I Would Say That Wouldn’t I?



Mentoring matters.

Okay, so its how I earn much of my living. Guilty as charged. But even I use mentors. They’re the best investment I make in my practice.

It is perhaps easy to make the argument for mentoring less-experienced folk, and especially those who might be struggling a bit. However, even the most successful will benefit from mentors. “Yeah. Nah?” Take a look at whom Tony Robbins mentors. No seriously, go and take a look. It’s some list.

Mentoring matters because it will help you to improve your performance. Done correctly, you should see improvements in how well work and life are integrated, enjoy greater success and get more out of life.

Mentoring should help you to develop improved competences and skills, removing constraints that hold you back.
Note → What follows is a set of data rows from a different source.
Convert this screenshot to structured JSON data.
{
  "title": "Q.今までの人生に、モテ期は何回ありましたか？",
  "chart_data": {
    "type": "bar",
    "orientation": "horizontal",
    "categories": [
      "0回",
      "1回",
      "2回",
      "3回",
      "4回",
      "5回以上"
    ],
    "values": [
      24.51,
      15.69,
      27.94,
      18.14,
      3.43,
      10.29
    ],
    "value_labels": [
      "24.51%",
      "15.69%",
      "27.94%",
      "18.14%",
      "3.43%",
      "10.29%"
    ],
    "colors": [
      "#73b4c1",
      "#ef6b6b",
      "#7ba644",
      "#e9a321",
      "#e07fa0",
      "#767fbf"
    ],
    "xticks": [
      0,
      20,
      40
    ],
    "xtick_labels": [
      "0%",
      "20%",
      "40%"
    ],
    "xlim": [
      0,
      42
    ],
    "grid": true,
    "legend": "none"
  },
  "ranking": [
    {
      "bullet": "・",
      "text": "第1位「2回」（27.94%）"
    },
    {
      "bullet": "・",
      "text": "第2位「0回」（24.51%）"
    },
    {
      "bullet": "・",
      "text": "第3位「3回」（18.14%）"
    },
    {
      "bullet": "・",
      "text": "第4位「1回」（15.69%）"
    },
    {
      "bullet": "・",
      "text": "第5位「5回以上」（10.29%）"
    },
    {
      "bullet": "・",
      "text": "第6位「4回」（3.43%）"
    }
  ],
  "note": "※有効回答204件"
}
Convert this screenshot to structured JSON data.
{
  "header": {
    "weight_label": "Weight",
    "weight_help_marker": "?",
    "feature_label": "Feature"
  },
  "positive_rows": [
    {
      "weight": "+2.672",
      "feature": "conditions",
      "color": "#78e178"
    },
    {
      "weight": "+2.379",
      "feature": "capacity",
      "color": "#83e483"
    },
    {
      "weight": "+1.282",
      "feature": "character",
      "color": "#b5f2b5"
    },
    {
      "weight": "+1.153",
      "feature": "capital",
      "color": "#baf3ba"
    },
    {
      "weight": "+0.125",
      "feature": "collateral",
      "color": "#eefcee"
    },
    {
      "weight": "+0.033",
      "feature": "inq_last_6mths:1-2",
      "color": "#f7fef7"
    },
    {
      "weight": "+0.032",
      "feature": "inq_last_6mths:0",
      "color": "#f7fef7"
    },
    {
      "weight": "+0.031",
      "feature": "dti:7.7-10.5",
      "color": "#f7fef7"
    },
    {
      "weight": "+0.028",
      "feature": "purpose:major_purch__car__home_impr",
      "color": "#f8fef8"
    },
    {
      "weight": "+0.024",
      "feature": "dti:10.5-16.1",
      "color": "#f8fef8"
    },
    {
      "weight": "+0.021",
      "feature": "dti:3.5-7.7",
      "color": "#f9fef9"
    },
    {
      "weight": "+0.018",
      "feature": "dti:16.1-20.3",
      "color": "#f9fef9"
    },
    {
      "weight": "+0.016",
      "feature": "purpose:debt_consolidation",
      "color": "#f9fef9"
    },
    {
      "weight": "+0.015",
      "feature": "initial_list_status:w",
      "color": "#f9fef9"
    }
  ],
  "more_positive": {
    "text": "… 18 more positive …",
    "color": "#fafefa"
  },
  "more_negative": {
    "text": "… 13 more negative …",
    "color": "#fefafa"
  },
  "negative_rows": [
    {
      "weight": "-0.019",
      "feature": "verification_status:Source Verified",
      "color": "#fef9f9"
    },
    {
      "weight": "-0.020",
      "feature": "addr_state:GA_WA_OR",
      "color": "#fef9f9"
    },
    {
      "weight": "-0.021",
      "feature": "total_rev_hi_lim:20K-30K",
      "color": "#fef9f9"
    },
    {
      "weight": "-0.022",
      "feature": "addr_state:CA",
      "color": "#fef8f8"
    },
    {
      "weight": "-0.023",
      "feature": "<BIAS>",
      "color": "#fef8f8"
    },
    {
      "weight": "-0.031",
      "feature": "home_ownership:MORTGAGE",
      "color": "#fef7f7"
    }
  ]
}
A mentor should help you to enjoy both work and life more fully. Chiefly, they should help you to bring a more explicit focus to both elements of your life. Concentration such as this increases certainty and diminishes anxiety. Focus further brings satisfaction in life and work, with an increased sense of being ‘centred’ or belonging, as it reduces work and life ambiguities.

Mentoring is also rewarding. It confers improved returns on investments in your work and social life (Stephen Covey’s emotional bank account).

The best mentors should be non-judgmental friends who hold you to account, walking with you to find the very best version of yourself, promoting success.